Telles sont, aussi fidèlement qu’il m’est possible de les indiquer sommairement, les lignes générales du travail de M. de La Rive. J’ai dit que sa solution n’était pas complète ; je ne pense pas, sous ce rapport, à l’hypothèse primitive sur la constitution de nos nerfs ; car il semble difficile d’aller plus loin de ce côté, d’ici longtemps, et ce n’est pas en tout cas un mince progrès que d’avoir énoncé une hypothèse simple, précise et en même temps générale, qui suffit à l’analyse scientifique de deux notions aussi distinctes que celles de l’espace et de la couleur. Mais il est évident que, si la solution de M. de La Rive est relativement très satisfaisante dans l’hypothèse réaliste, c’est-à-dire s’il nous explique bien comment, l’espace existant, nous arrivons à le percevoir, elle devrait être reprise sous une autre forme dans l’hypothèse idéaliste. Au reste, sous ce rapport, tous les essais relatifs à la genèse de la notion d’espace laissent jusqu’à présent plus ou moins à désirer. Le problème est incontestablement difficile ; il devrait d’autant plus tenter quelque penseur ; car il est évident que si l’on parvient, dans l’hypothèse réaliste, à des explications approfondies et instructives, on ne peut se contenter de dire, dans le camp opposé, que l’espace est la forme a priori du sens extérieur. Il faut entrer dans le détail.

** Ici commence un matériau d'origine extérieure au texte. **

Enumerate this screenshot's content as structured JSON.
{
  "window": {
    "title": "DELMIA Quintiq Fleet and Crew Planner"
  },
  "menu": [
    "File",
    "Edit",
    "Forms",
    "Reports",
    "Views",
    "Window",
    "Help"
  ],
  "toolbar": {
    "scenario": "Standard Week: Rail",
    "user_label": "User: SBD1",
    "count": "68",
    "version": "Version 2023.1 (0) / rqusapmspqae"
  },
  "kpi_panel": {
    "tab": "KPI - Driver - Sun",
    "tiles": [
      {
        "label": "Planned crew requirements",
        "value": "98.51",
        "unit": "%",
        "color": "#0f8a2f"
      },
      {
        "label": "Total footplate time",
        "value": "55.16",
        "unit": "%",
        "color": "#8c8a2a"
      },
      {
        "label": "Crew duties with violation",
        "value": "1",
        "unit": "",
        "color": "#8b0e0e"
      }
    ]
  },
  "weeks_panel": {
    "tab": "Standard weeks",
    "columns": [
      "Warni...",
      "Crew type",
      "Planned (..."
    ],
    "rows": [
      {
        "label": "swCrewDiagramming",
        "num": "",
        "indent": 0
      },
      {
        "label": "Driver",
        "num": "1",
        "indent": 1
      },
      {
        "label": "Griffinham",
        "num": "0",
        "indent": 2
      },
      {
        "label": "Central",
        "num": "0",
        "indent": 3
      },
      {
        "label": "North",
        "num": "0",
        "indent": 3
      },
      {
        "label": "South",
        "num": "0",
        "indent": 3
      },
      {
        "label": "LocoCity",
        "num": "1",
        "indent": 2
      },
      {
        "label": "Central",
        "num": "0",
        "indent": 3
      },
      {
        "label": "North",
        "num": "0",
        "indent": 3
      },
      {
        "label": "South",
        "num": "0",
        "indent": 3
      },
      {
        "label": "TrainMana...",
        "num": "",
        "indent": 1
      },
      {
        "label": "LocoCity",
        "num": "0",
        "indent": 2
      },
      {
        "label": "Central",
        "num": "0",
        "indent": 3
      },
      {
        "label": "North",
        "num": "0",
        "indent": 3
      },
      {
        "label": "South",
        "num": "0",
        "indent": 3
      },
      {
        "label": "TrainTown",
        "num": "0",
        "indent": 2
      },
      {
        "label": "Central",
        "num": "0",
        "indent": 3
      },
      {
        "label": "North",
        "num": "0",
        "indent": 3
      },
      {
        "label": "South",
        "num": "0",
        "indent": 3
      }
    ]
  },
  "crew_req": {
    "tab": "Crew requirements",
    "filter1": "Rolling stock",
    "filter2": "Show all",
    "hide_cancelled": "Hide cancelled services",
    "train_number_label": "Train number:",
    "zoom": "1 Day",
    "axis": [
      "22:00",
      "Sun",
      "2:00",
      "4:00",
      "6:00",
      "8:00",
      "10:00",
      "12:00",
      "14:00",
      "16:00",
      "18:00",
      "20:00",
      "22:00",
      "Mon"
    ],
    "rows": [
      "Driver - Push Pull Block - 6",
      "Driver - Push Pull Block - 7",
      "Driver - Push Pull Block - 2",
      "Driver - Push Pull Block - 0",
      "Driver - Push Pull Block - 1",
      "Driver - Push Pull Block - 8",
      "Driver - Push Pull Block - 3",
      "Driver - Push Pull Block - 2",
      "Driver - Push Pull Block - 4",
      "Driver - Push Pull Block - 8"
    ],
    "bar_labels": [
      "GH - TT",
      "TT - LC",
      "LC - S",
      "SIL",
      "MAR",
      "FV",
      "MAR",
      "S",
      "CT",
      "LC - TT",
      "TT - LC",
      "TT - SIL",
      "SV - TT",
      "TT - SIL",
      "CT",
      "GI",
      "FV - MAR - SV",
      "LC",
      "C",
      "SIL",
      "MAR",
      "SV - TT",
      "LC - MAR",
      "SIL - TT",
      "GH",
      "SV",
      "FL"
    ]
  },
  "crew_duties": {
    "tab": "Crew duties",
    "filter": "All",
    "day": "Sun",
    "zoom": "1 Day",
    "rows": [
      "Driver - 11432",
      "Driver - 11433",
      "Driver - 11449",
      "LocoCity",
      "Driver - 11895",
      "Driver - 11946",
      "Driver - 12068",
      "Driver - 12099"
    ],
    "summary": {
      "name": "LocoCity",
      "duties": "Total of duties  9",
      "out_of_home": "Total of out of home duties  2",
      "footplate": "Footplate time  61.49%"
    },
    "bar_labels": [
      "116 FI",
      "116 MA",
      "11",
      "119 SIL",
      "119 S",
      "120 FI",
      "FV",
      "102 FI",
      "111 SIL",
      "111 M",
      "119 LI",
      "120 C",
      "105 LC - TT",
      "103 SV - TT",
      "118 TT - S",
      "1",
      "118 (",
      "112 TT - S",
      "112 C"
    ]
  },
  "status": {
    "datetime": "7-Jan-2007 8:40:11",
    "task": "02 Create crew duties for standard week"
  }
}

J’ai une autre observation à faire au sujet du mémoire de M. de La Rive. Si pour un exposé rationnel de ses principes, axiomes et postulats, la géométrie devait, ce qui d’ailleurs n’est pas prouvé, suivre l’ordre de la genèse psychologique de ses notions fondamentales, il s’ensuivrait que l’on devrait commencer par la théorie de la sphère et ne passer qu’ensuite à l’étude de la droite et du plan. Or cette marche vient d’être systématiquement suivie par M. Calinon[1], dans une étude où il est arrivé, par là même, à des remarques neuves et qui ont une relation étroite avec certaines conclusions de M. de La Rive. Mais je dois pour le moment ajourner ce sujet, qui m’entraînerait trop loin ; car j’ai encore aujourd’hui à parler assez longuement de psychophysique.

III. — Avant de revenir, une fois de plus, sur la question toujours ouverte de la loi de Weber, on m’accordera peut-être de vider une petite affaire personnelle.

Ma précédente Revue générale a provoqué de la part de M. G. Sorel une lettre qui a été insérée dans le numéro d’avril 1888. Les observations bienveillantes, et d’ailleurs fort justes, que contenait cette lettre, n’étaient pas de nature à faire attendre une réponse de ma part. Toutefois il est un point sur lequel mon silence pourrait être à tort regardé comme un acquiescement.

  1. Etude sur la sphère, la ligne droite et le plan, Nancy, Berger-Levrault, 1888. 49 pages in-8o.